What characteristics do you need to be successful in your job?
Hands-on therapy, such as soft-tissue massage and joint mobilisation, is a big part of physiotherapy, so physiotherapists must have excellent manual skills. The ability to reason well and analyse problems is also important. In order to assess and treat a patient properly, physiotherapists must form conclusions from a wide range of physical, psychological and historical information. Also, you must have good people skills. A physiotherapist is responsible for motivating, educating and empathising with patients, students and other healthcare professionals.

What do you like about your job?
I find that physiotherapy is a very personally rewarding profession. With my skills, I can make a difference in a person’s performance and function. I also find that physiotherapy is challenging and very thought-provoking. If someone comes to me with leg pain, for example, their problem can stem from their back, or their hip, or their knee, or a multitude of other areas. And, it’s up to me to discover where it’s coming from and treat that particular problem. I also find that it’s a very people-oriented profession.
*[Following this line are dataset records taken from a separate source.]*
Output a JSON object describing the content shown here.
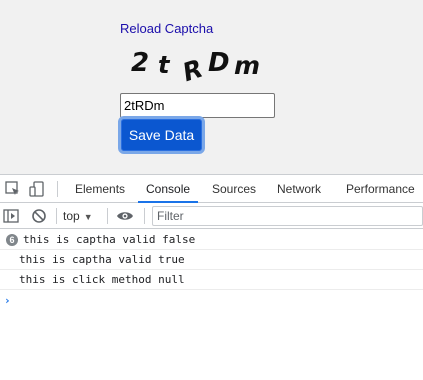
{
  "page": {
    "reload_link": "Reload Captcha",
    "captcha_chars": [
      "2",
      "t",
      "R",
      "D",
      "m"
    ],
    "input_value": "2tRDm",
    "save_button": "Save Data"
  },
  "devtools": {
    "tabs": [
      {
        "label": "Elements",
        "active": false
      },
      {
        "label": "Console",
        "active": true
      },
      {
        "label": "Sources",
        "active": false
      },
      {
        "label": "Network",
        "active": false
      },
      {
        "label": "Performance",
        "active": false
      }
    ],
    "icons": {
      "inspect": "inspect-element-icon",
      "device": "device-toolbar-icon",
      "sidebar": "console-sidebar-icon",
      "clear": "clear-console-icon",
      "eye": "live-expression-eye-icon"
    },
    "toolbar": {
      "context": "top",
      "filter_placeholder": "Filter"
    },
    "messages": [
      {
        "count": "6",
        "text": "this is captha valid false"
      },
      {
        "count": "",
        "text": "this is captha valid true"
      },
      {
        "count": "",
        "text": "this is click method null"
      }
    ],
    "prompt_symbol": "›",
    "accent_color": "#1a73e8"
  }
}
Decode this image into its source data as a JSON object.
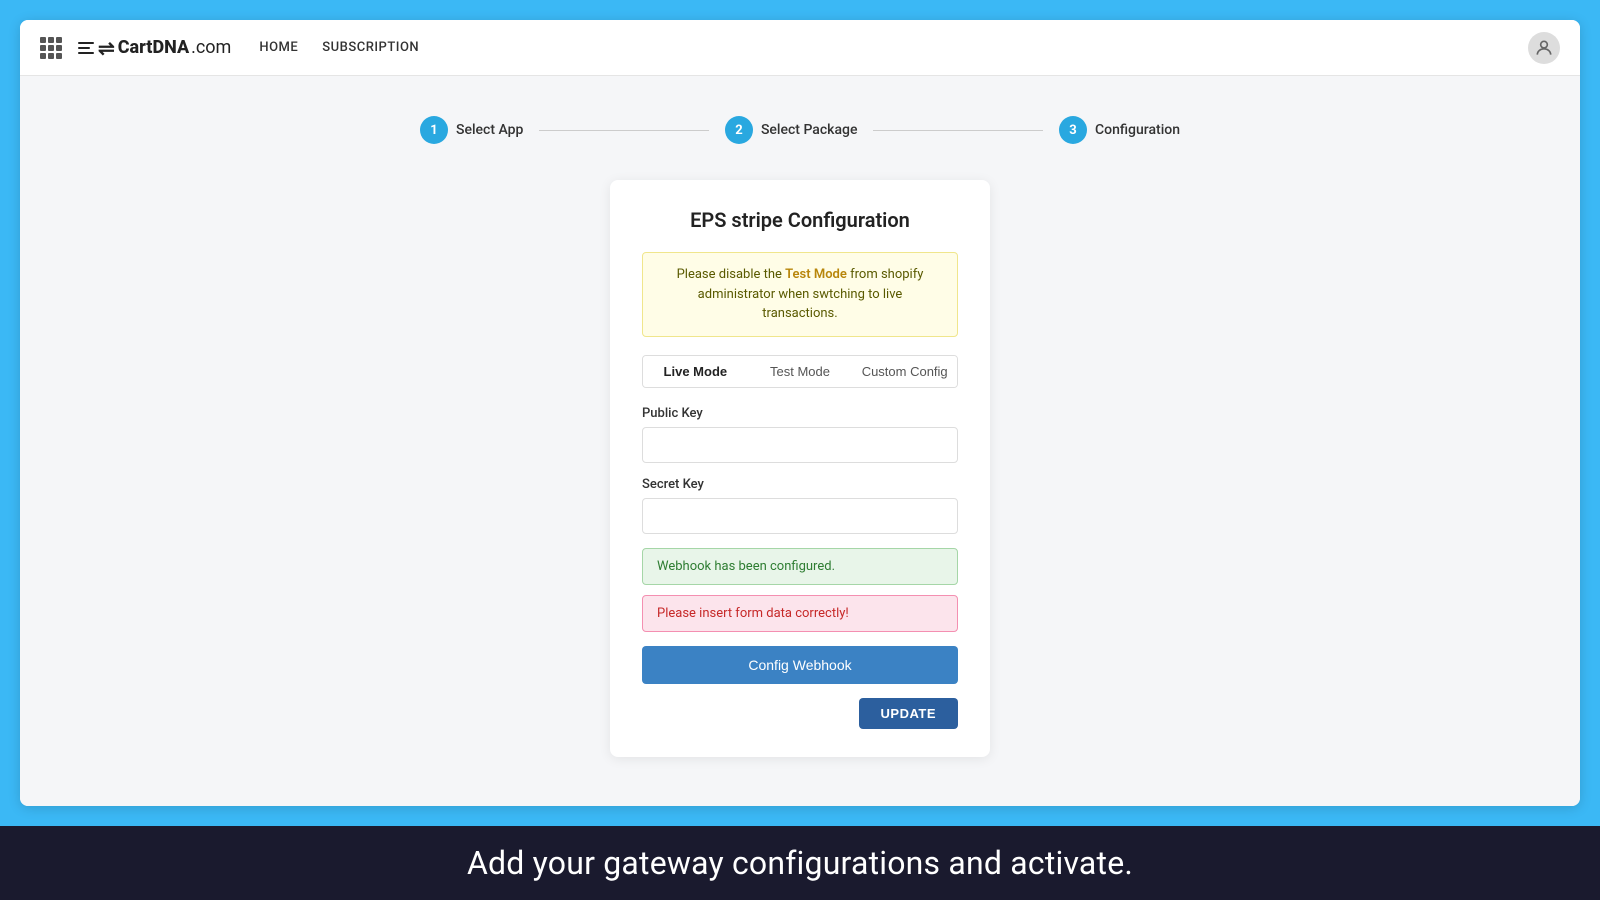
{
  "navbar": {
    "logo_text": "CartDNA",
    "logo_domain": ".com",
    "nav_links": [
      {
        "label": "HOME",
        "href": "#"
      },
      {
        "label": "SUBSCRIPTION",
        "href": "#"
      }
    ]
  },
  "stepper": {
    "steps": [
      {
        "number": "1",
        "label": "Select App"
      },
      {
        "number": "2",
        "label": "Select Package"
      },
      {
        "number": "3",
        "label": "Configuration"
      }
    ]
  },
  "card": {
    "title": "EPS stripe Configuration",
    "warning_text_1": "Please disable the ",
    "warning_highlight": "Test Mode",
    "warning_text_2": " from shopify",
    "warning_text_3": "administrator when swtching to live transactions.",
    "tabs": [
      {
        "label": "Live Mode",
        "active": true
      },
      {
        "label": "Test Mode",
        "active": false
      },
      {
        "label": "Custom Config",
        "active": false
      }
    ],
    "public_key_label": "Public Key",
    "public_key_placeholder": "",
    "secret_key_label": "Secret Key",
    "secret_key_placeholder": "",
    "success_message": "Webhook has been configured.",
    "error_message": "Please insert form data correctly!",
    "webhook_button_label": "Config Webhook",
    "update_button_label": "UPDATE"
  },
  "caption": {
    "text": "Add your gateway configurations and activate."
  }
}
I get to meet other professionals – all with a vested interest in getting the patient better, and I enjoy doing that.

What advice would you give to someone interested in your career?
Make sure you’re the type of person that can communicate with people both effectively and with confidence. Do voluntary work in different physiotherapy settings, such as private clinics or hospitals, or even in business.

And, finally, talk to physiotherapists; find out if this is exactly what you want to do.